Siedah Garrett and Glenn Ballard's "Man in the Mirror." "Siedah is one of my best friends and I even called her one day to say 'bitch, I'm putting more money in your pocket.' When I arrange anything, I (aim to) make a record. I had a lot of ideas, but I couldn't use them because it's early in the film. The band had to be small, it had to be relatively simple so I couldn't go crazy instrumentally because of where we were in the film."

Usher's "Yeah!" (written by Lil Jon, Sean Garret, Patrick J. Que Smith, Ludacris, Robert McDowell and LRoc). "The medley (performed near the film's conclusion) went through several versions. The original version didn't have Usher's 'Yeah.' It was 'I'm bringing Jesus back.' That's what it was until last summer and Justin (Timberlake) wouldn't let us use it. The way it was communicated was that he was tired of the song. We swapped that out with 'Yeah!'"

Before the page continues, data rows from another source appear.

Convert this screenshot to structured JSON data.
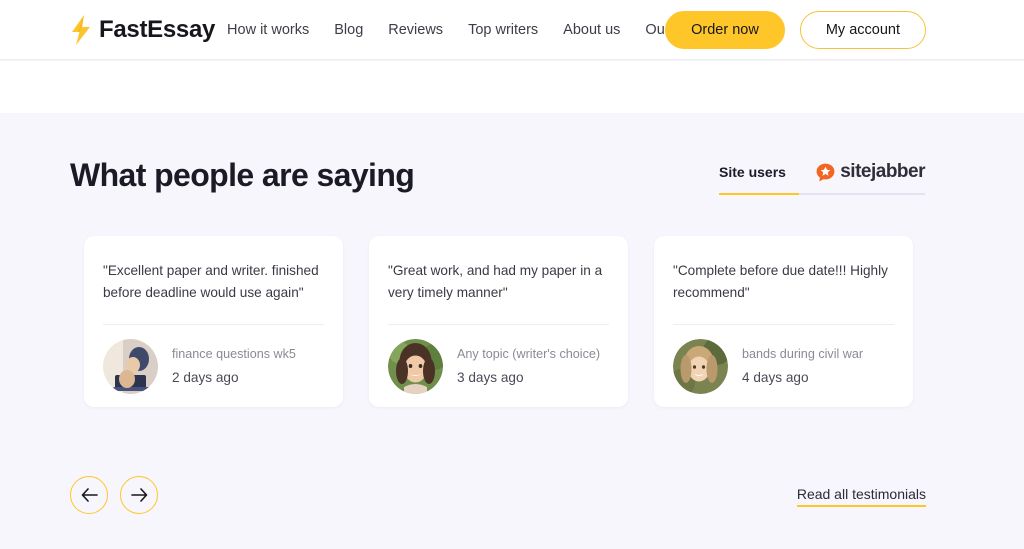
{
  "header": {
    "brand_name": "FastEssay",
    "logo_icon": "lightning-bolt-icon",
    "nav": [
      {
        "label": "How it works"
      },
      {
        "label": "Blog"
      },
      {
        "label": "Reviews"
      },
      {
        "label": "Top writers"
      },
      {
        "label": "About us"
      },
      {
        "label": "Our service"
      }
    ],
    "order_button": "Order now",
    "account_button": "My account"
  },
  "section": {
    "title": "What people are saying",
    "tabs": {
      "site_users": "Site users",
      "sitejabber": "sitejabber",
      "sitejabber_icon": "sitejabber-star-bubble-icon",
      "active": "Site users"
    },
    "cards": [
      {
        "quote": "\"Excellent paper and writer. finished before deadline would use again\"",
        "topic": "finance questions wk5",
        "time": "2 days ago",
        "avatar": "avatar-person-at-laptop"
      },
      {
        "quote": "\"Great work, and had my paper in a very timely manner\"",
        "topic": "Any topic (writer's choice)",
        "time": "3 days ago",
        "avatar": "avatar-smiling-woman"
      },
      {
        "quote": "\"Complete before due date!!! Highly recommend\"",
        "topic": "bands during civil war",
        "time": "4 days ago",
        "avatar": "avatar-woman-outdoors"
      }
    ],
    "prev_label": "←",
    "next_label": "→",
    "read_all_link": "Read all testimonials"
  },
  "colors": {
    "accent_yellow": "#ffc629",
    "sitejabber_orange": "#f26522",
    "section_background": "#f8f6fd",
    "card_background": "#ffffff",
    "text_dark": "#1b1b26"
  }
}
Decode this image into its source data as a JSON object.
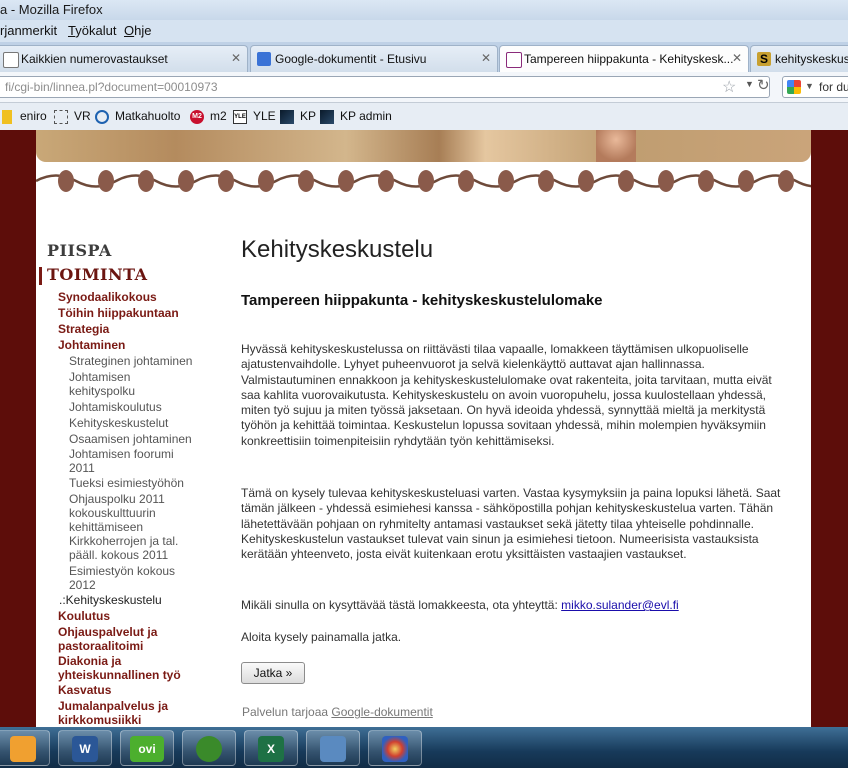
{
  "window": {
    "title": "a - Mozilla Firefox"
  },
  "menu": [
    {
      "label": "rjanmerkit",
      "ul": ""
    },
    {
      "label": "Työkalut",
      "ul": "T"
    },
    {
      "label": "Ohje",
      "ul": "O"
    }
  ],
  "tabs": [
    {
      "label": "Kaikkien numerovastaukset",
      "favicon": "spreadsheet-icon"
    },
    {
      "label": "Google-dokumentit - Etusivu",
      "favicon": "google-docs-icon"
    },
    {
      "label": "Tampereen hiippakunta - Kehityskesk...",
      "favicon": "church-icon",
      "active": true
    },
    {
      "label": "kehityskeskus",
      "favicon": "s-icon"
    }
  ],
  "address": {
    "url": "fi/cgi-bin/linnea.pl?document=00010973",
    "search_text": "for du"
  },
  "bookmarks": [
    {
      "label": "eniro",
      "icon": "eniro-icon"
    },
    {
      "label": "VR",
      "icon": "dotted-square-icon"
    },
    {
      "label": "Matkahuolto",
      "icon": "matkahuolto-icon"
    },
    {
      "label": "m2",
      "icon": "m2-icon",
      "badge": "M2"
    },
    {
      "label": "YLE",
      "icon": "yle-icon",
      "badge": "YLE"
    },
    {
      "label": "KP",
      "icon": "kp-icon"
    },
    {
      "label": "KP admin",
      "icon": "kp-admin-icon"
    }
  ],
  "sidebar": {
    "sections": [
      {
        "label": "PIISPA"
      },
      {
        "label": "TOIMINTA",
        "current": true
      }
    ],
    "items": [
      {
        "label": "Synodaalikokous"
      },
      {
        "label": "Töihin hiippakuntaan"
      },
      {
        "label": "Strategia"
      },
      {
        "label": "Johtaminen"
      },
      {
        "label": "Strateginen johtaminen"
      },
      {
        "label": "Johtamisen"
      },
      {
        "label": "kehityspolku"
      },
      {
        "label": "Johtamiskoulutus"
      },
      {
        "label": "Kehityskeskustelut"
      },
      {
        "label": "Osaamisen johtaminen"
      },
      {
        "label": "Johtamisen foorumi"
      },
      {
        "label": "2011"
      },
      {
        "label": "Tueksi esimiestyöhön"
      },
      {
        "label": "Ohjauspolku 2011"
      },
      {
        "label": "kokouskulttuurin"
      },
      {
        "label": "kehittämiseen"
      },
      {
        "label": "Kirkkoherrojen ja tal."
      },
      {
        "label": "pääll. kokous 2011"
      },
      {
        "label": "Esimiestyön kokous"
      },
      {
        "label": "2012"
      },
      {
        "label": ".:Kehityskeskustelu"
      },
      {
        "label": "Koulutus"
      },
      {
        "label": "Ohjauspalvelut ja"
      },
      {
        "label": "pastoraalitoimi"
      },
      {
        "label": "Diakonia ja"
      },
      {
        "label": "yhteiskunnallinen työ"
      },
      {
        "label": "Kasvatus"
      },
      {
        "label": "Jumalanpalvelus ja"
      },
      {
        "label": "kirkkomusiikki"
      }
    ]
  },
  "content": {
    "heading": "Kehityskeskustelu",
    "form_title": "Tampereen hiippakunta - kehityskeskustelulomake",
    "paragraph1": "Hyvässä kehityskeskustelussa on riittävästi tilaa vapaalle, lomakkeen täyttämisen ulkopuoliselle ajatustenvaihdolle. Lyhyet puheenvuorot ja selvä kielenkäyttö auttavat ajan hallinnassa. Valmistautuminen ennakkoon ja kehityskeskustelulomake ovat rakenteita, joita tarvitaan, mutta eivät saa kahlita vuorovaikutusta. Kehityskeskustelu on avoin vuoropuhelu, jossa kuulostellaan yhdessä, miten työ sujuu ja miten työssä jaksetaan. On hyvä ideoida yhdessä, synnyttää mieltä ja merkitystä työhön ja kehittää toimintaa. Keskustelun lopussa sovitaan yhdessä, mihin molempien hyväksymiin konkreettisiin toimenpiteisiin ryhdytään työn kehittämiseksi.",
    "paragraph2": "Tämä on kysely tulevaa kehityskeskusteluasi varten. Vastaa kysymyksiin ja paina lopuksi lähetä. Saat tämän jälkeen - yhdessä esimiehesi kanssa - sähköpostilla pohjan kehityskeskustelua varten. Tähän lähetettävään pohjaan on ryhmitelty antamasi vastaukset sekä jätetty tilaa yhteiselle pohdinnalle. Kehityskeskustelun vastaukset tulevat vain sinun ja esimiehesi tietoon. Numeerisista vastauksista kerätään yhteenveto, josta eivät kuitenkaan erotu yksittäisten vastaajien vastaukset.",
    "contact_prefix": "Mikäli sinulla on kysyttävää tästä lomakkeesta, ota yhteyttä: ",
    "contact_email": "mikko.sulander@evl.fi",
    "start_text": "Aloita kysely painamalla jatka.",
    "continue_button": "Jatka »",
    "footer_prefix": "Palvelun tarjoaa ",
    "footer_link": "Google-dokumentit"
  },
  "taskbar": [
    {
      "label": "",
      "icon": "outlook-icon"
    },
    {
      "label": "W",
      "icon": "word-icon"
    },
    {
      "label": "ovi",
      "icon": "ovi-icon"
    },
    {
      "label": "",
      "icon": "spotify-icon"
    },
    {
      "label": "X",
      "icon": "excel-icon"
    },
    {
      "label": "",
      "icon": "control-panel-icon"
    },
    {
      "label": "",
      "icon": "paint-icon"
    }
  ],
  "colors": {
    "accent": "#7a1a14",
    "background": "#5d0d0a",
    "link": "#1a0dab"
  }
}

Stevie Wonder's "Signed, Sealed, Delivered."
"This was one of the more bizarre things. Right before shooting (began) in the summer of 2010, Todd said 'we don't have a big feature for Latifah in the medley. We have to add something.' Everyone loves ('Signed, Sealed, Delivered') but what I wanted to use was ('As'). For some reason we got clearance on 'Signed, Sealed, Delivered' but they didn't answer us on 'As.' The music supervisors called and called and I even called and left a message for Stevie saying 'we really want to do this and we're recording in a week so we need to know. Yes or no.' Stevie didn't call me back. Now, with 'Signed, Sealed, Delivered' there, I can't imagine it any other way."

Billy Preston's "That's the Way God Planned It."
Recording based on Billy Preston's live version (on 'Concert for Bangladesh'). "I don't like songs, as a rule, that speed up. I like energy, but I don't like things that start slow and build tempo so I got rid of it, not knowing that Todd loved that part. He says 'what happened to the fast part? I have to have that.' Rather than guessing about (how to adjust the arrangement), I did exactly what Billy does - you can line it up with the Billy Preston performance, they match exactly. The song has no bridge, it's verse chorus, verse chorus, so I wrote (a bridge) and used phrases from the existing song. Todd did not initially like that because it's not in the original. I felt it needed something else and did it, and he said it's probably going to come out. I said OK. It's still there."